An initial report into King & Wood Mallesons‘ now defunct European arm states unsecured creditors are expected to lose £33.5m as administrators Quantuma continue to sift through the affairs of legacy SJ Berwin.
The firm was moved into administration in mid-January, in what was Europe’s largest ever legal collapse. The report says £37m is owed to unsecured creditors, but only £3.5m was available at 17 January.
Barclays, which is listed as having both secured and unsecured debt, has £13m of debt which is unsecured. The report says of its total debt, Barclays has a valid security over £16.5m, which the joint administrators’ lawyers are reviewing as per standard procedure. It is not yet clear how much of this money will be recovered.
Of the unsecured creditors, £6.8m is owed to trade creditors, just over £3m for premises and £985,000 to HMRC. Former members of the LLP are also still owed £12.6m.

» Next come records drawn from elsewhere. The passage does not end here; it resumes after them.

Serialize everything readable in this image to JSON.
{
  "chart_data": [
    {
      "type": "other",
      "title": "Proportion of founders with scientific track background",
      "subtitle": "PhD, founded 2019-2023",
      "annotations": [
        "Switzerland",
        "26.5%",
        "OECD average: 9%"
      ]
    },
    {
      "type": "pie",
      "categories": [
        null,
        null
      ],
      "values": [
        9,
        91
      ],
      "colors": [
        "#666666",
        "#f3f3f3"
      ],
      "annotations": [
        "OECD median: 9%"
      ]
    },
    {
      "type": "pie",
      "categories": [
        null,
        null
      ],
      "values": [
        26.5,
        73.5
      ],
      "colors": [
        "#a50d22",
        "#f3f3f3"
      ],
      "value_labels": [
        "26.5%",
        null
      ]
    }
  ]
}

The report states that Quantuma has recovered £6.7m from sales of parts of the business, such as to DLA Piper, Reed Smith, Greenberg Traurig and other purchasers, and made payments from this of about £1.6m to pay for the administration. This means about £5.02m has been recovered for Barclays as at 10 March 2017.
The report says in the five months to 30 September 2016, KWM’s European arm had an operating profit of £9.3m, while it profit had stood at £52.3m for the 12 months to April that year, a fall from £63.8m in April 2015.
While in early 2016 legacy SJ Berwin had more than 160 partners and 900 staff in Europe, its collapse meant its partnership headed to more than 20 firms by January 2017.